On 11/08/2010 09:39 PM, William Robertson wrote:
The person who is freely falling "feels" weightless, but by
our definition of weight as the force of gravity, the person is not
weightless.

Astronauts in the space station *are* weightless in the
frame comoving with the space station. They are not
weightless in the terrestrial lab frame.

The notion of weight is frame-dependent. The notion of
gravity is frame-dependent. Get used to it.

When we are clear and unambiguous with students, they
might be conflicted for a while, but they are not dissatisfied. And
unless I've completely forgotten my general relativity, there is no
weight in that theory. There is mass and there is curvature of space-
time. Objects follow their path in space-time. Unless they are
obstructed by an object such as the Earth, they are not accelerating
and they experience no force of gravity.
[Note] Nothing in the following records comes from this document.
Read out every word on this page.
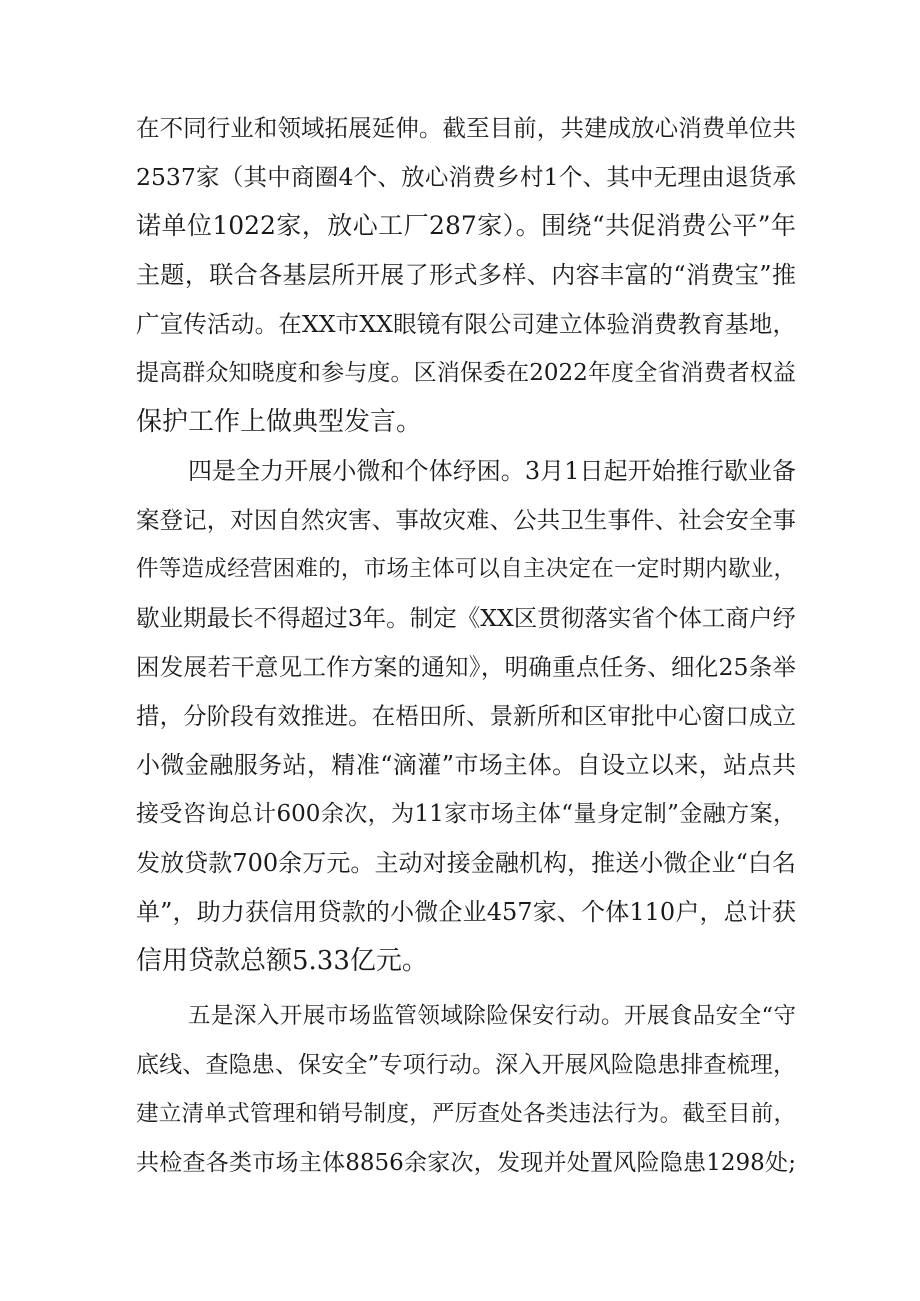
在不同行业和领域拓展延伸。截至目前，共建成放心消费单位共

2537家（其中商圈4个、放心消费乡村1个、其中无理由退货承

诺单位1022家，放心工厂287家）。围绕“共促消费公平”年

主题，联合各基层所开展了形式多样、内容丰富的“消费宝”推

广宣传活动。在XX市XX眼镜有限公司建立体验消费教育基地，

提高群众知晓度和参与度。区消保委在2022年度全省消费者权益

保护工作上做典型发言。

四是全力开展小微和个体纾困。3月1日起开始推行歇业备

案登记，对因自然灾害、事故灾难、公共卫生事件、社会安全事

件等造成经营困难的，市场主体可以自主决定在一定时期内歇业，

歇业期最长不得超过3年。制定《XX区贯彻落实省个体工商户纾

困发展若干意见工作方案的通知》，明确重点任务、细化25条举

措，分阶段有效推进。在梧田所、景新所和区审批中心窗口成立

小微金融服务站，精准“滴灌”市场主体。自设立以来，站点共

接受咨询总计600余次，为11家市场主体“量身定制”金融方案，

发放贷款700余万元。主动对接金融机构，推送小微企业“白名

单”，助力获信用贷款的小微企业457家、个体110户，总计获

信用贷款总额5.33亿元。

五是深入开展市场监管领域除险保安行动。开展食品安全“守

底线、查隐患、保安全”专项行动。深入开展风险隐患排查梳理，

建立清单式管理和销号制度，严厉查处各类违法行为。截至目前，

共检查各类市场主体8856余家次，发现并处置风险隐患1298处;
I am prepared to be wrong on
that, because it's been a while.

1) Yes, it is time to "Stop Faking" general relativity. GR
leaves no doubt that the concept of gravity is frame-dependent.
Einstein's principle of equivalence says (roughly) that to
first order, a gravitational field is indistinguishable from
an accelerating reference frame. This is perhaps the #1 most
central concept in general relativity.

2) As a separate matter, objects in space *do* accelerate under
the influence of the gravitational field (even if there are
no collisions, no electromagnetic interactions, et cetera).

Consider two travelers on the surface of a sphere. They
start out side by side with equal velocities, and follow
geodesic (great circle) routes. They *will* accelerate
relative to one another. Similarly consider two satellites
in earth orbit. They start out at different altitudes with
equal velocities. They *will* accelerate relative to one
another.

You can reconcile item (1) with item (2) by writing the
gravitational field as a Taylor series. The first-order
term is the baseline gravity and can be made to go away
by application of Einstein's principle of equivalence.
Meanwhile, the second-order term is the tidal stress,
which does not go away. Yet-higher-order terms don't
go away either.

To repeat: geodesic world-lines that start out parallel
do not accelerate relative to each other to first order
(which essentially defines what we mean by "parallel")
but they do accelerate to second order (if there is any
curvature). All of the interesting physics is in the
second-order (and higher) terms.